Я должен опять сказать, что в этом разсказе очевидны изъяны слога и композиции и что в этом отношении он проигрывает в сравнении с другими, которые Набоков напечатал в 1924 году после «Мести». В трактовке трафаретного и к тому же рано обнаруженного сюжетного узла как будто нет ничего необычайного, нет, например, новой точки обзора, которая — как это часто бывает в более поздних сочинениях Набокова — превращала бы трафарет в новый образец. Первая глава напоминает о самых недолговечных произведениях Бунина; вторая как будто состоит наполовину из Мопассана, наполовину из резких, крупнозернистых сцен немецкого кинематографа тех лет. Все действующие лица похожи на слуг, которые суетятся только когда хозяин следит за ними, а чуть отвернется, застывают как истуканы. Слогу Набокова в «Мести» свойственна некоторая стилистическая банальность: например, задумчивое многоточие — непритязательный трюк, указательным перстом тычущий в расплывчатый, немного печальный оттенок смысла за пределами фразы, — встречается двадцать пять раз на протяжении двух сотен предложений, из которых состоит разсказ, — чуть ли не каждый абзац как бы сходит на нет в многоточии. Очень скоро — в том же году — Набоков решительно избавился от дурной манеры ложной многозначительности.{42}
3.
Тем не менее, несмотря на все несовершенства, несмотря на простоту механизма и некоторую еще неловкость выражения, разсказ этот поистине замечателен — не сам по себе, но тем особенным местом среди других вещей Набокова, которое он занимает.
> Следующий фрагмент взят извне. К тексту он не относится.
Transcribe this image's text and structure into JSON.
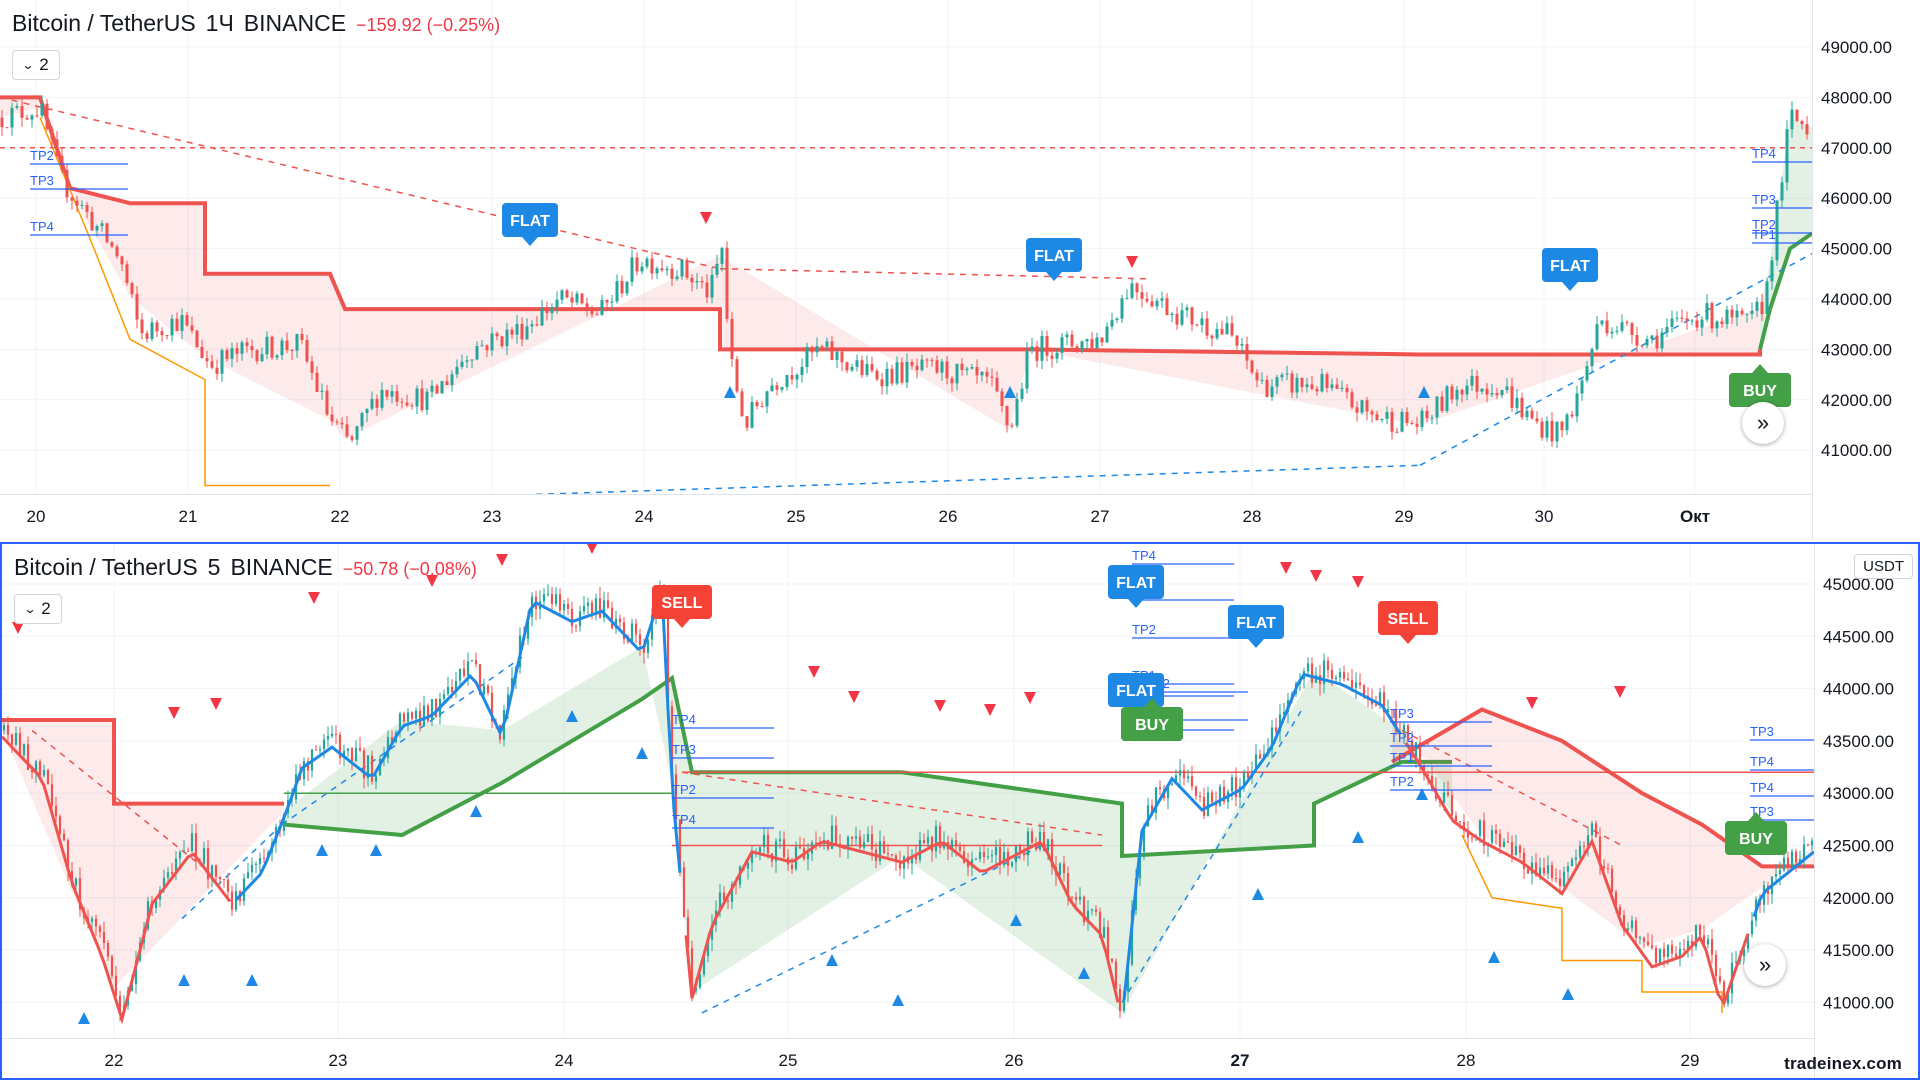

А занимает он место самого раннего из известных нам пакгаузов, где Набоков запасал, взвешивал и пробовал несколько
Во-первых, его рука видна в некоторых особенностях самой композиции. Одним из главных достижений Набокова в прозаическом искусстве (как русском, так и английском) нужно считать его несравненную технику начал и концовок, а также умение посредством тонких подготовительных ходов изумительно гладко и чисто переходить от темы к теме, часто создавая кругообразный, или вернее сказать, замкнутый тематический рисунок, который можно вполне понять и оценить только при многократном перечитывании. Особенное значение «Мести» состоит отчасти в той причудливо выпуклой, искусственной форме, чем-то напоминающей ухоженных пуделей или подстриженные купы деревьев, которую Набоков избрал для этого разсказа, форме, где все эти композиционные элементы доступны ничем не затрудненному изучению.